Decisão do Ministério da Educação ocorre após resultados negativos no Enamed e aponta prioridade à qualidade da formação médica
O Ministério da Educação (MEC) revogou o edital publicado em 2023 que autorizava a criação de novos cursos de Medicina no Brasil, principalmente por instituições privadas de ensino superior. A decisão foi oficializada em edição extra do Diário Oficial da União na terça-feira (10) e encerra um processo que previa a abertura de até 5.900 novas vagas em todo o país.
O documento já havia sido adiado quatro vezes desde sua publicação. Agora, com a revogação definitiva, o governo federal sinaliza uma mudança de foco na política de formação médica, priorizando a qualidade dos cursos existentes em vez da expansão acelerada da oferta.
Edital fazia parte da retomada do Mais Médicos
O edital integrava a estratégia de retomada do Programa Mais Médicos, que havia sido congelado em 2018. A proposta permitia que universidades privadas participassem da ampliação da formação médica, desde que seguissem critérios definidos pelo governo federal quanto à localização e às condições de funcionamento.
A intenção era ampliar o número de profissionais formados, especialmente em regiões com carência de médicos, fortalecendo o atendimento no Sistema Único de Saúde (SUS). Com a revogação, esse modelo de expansão deixa de avançar nos moldes inicialmente previstos.
Resultados do Enamed influenciaram decisão
A decisão do MEC ocorre após a divulgação dos resultados da primeira edição do Exame Nacional de Avaliação da Formação Médica (Enamed). Em janeiro, o ministério tornou pública a lista de cursos avaliados e suas respectivas notas.
Mais de 100 cursos de Medicina receberam notas 1 e 2, consideradas insatisfatórias pelo Instituto Nacional de Estudos e Pesquisas Educacionais Anísio Teixeira (Inep). Aproximadamente 30% dos cursos avaliados sofrerão punições, que incluem restrições ao Fies e suspensão de novas vagas.
O cenário reforçou a preocupação do governo com a qualidade da formação oferecida atualmente e impactou diretamente a decisão de interromper a abertura de novos cursos.
MEC aponta mudança no cenário regulatório
Em nota, o Ministério da Educação afirmou que houve uma alteração significativa no contexto da formação médica no país desde a publicação do edital.
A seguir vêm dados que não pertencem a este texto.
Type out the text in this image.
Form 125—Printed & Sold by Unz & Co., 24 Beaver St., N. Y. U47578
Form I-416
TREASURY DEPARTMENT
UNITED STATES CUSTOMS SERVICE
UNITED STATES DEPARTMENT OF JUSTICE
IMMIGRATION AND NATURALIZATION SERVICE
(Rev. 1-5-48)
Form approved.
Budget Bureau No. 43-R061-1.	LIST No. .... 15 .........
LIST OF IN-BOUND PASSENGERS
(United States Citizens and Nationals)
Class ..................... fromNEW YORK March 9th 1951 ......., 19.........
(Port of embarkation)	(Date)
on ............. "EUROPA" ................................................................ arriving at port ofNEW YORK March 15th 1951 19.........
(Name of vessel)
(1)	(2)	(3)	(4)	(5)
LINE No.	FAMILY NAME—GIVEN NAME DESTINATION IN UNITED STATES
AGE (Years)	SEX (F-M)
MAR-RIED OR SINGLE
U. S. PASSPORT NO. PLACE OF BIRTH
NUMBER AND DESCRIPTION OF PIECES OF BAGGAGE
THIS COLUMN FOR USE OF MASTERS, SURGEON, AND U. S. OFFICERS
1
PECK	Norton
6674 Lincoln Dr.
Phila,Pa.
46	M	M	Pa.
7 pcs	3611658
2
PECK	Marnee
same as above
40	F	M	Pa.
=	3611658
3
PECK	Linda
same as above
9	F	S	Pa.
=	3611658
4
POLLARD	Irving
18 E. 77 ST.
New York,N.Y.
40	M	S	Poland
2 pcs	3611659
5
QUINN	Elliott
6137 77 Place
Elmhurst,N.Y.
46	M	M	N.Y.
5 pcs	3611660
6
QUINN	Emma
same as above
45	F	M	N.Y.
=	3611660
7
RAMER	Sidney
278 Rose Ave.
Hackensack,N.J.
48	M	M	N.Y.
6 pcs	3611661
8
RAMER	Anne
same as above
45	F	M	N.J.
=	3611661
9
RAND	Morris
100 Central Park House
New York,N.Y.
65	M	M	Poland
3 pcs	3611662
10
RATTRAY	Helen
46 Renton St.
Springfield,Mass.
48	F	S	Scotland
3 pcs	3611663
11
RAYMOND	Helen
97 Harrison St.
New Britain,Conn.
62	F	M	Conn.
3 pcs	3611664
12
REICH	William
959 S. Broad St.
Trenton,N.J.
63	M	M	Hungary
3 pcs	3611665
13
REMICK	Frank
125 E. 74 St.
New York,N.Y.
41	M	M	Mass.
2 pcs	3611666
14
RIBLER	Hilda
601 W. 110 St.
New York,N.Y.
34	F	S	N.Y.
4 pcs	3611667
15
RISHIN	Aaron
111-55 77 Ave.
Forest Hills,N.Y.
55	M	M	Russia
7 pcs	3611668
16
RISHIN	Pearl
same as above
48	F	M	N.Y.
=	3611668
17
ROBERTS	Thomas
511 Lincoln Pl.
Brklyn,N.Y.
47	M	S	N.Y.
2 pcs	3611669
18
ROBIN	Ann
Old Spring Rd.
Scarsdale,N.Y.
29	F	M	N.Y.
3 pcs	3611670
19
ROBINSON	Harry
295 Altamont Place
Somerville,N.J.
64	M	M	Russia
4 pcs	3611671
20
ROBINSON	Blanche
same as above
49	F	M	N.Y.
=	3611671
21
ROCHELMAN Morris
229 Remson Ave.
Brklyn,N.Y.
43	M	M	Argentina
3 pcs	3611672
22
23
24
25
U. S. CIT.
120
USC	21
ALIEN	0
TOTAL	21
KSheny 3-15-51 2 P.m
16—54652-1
Entre os fatores mencionados estão a expansão recente de cursos e vagas por meio de decisões judiciais, o crescimento da oferta nos sistemas estaduais e distrital de ensino e a conclusão de processos administrativos que permitiram aumento de vagas em cursos já existentes.
A pasta também destacou que, após o lançamento do edital, surgiram novos elementos no debate regulatório, como a implementação do Enamed, a atualização das diretrizes curriculares para cursos de Medicina e a discussão sobre a criação de um exame de habilitação profissional nos moldes da OAB.
Segundo o MEC, esses fatores demonstram que o ambiente regulatório e social da formação médica mudou de forma relevante, reforçando a necessidade de centralizar a política pública na qualidade da oferta e na adequação da formação às necessidades do SUS.
Debate sobre expansão e qualidade ganha força
A revogação do edital reacende o debate sobre os limites da expansão do ensino médico no Brasil. Nos últimos anos, o país registrou crescimento expressivo no número de cursos e vagas, principalmente na rede privada. Especialistas, no entanto, vêm alertando para a necessidade de garantir infraestrutura adequada, hospitais de ensino estruturados e corpo docente qualificado antes de ampliar ainda mais a oferta.
Ao revogar o edital, o governo indica que pretende rever os critérios de expansão e consolidar mecanismos de avaliação mais rigorosos. O foco, segundo a justificativa apresentada, passa a ser assegurar que a formação médica esteja alinhada às demandas reais do sistema público de saúde e mantenha padrões mínimos de qualidade.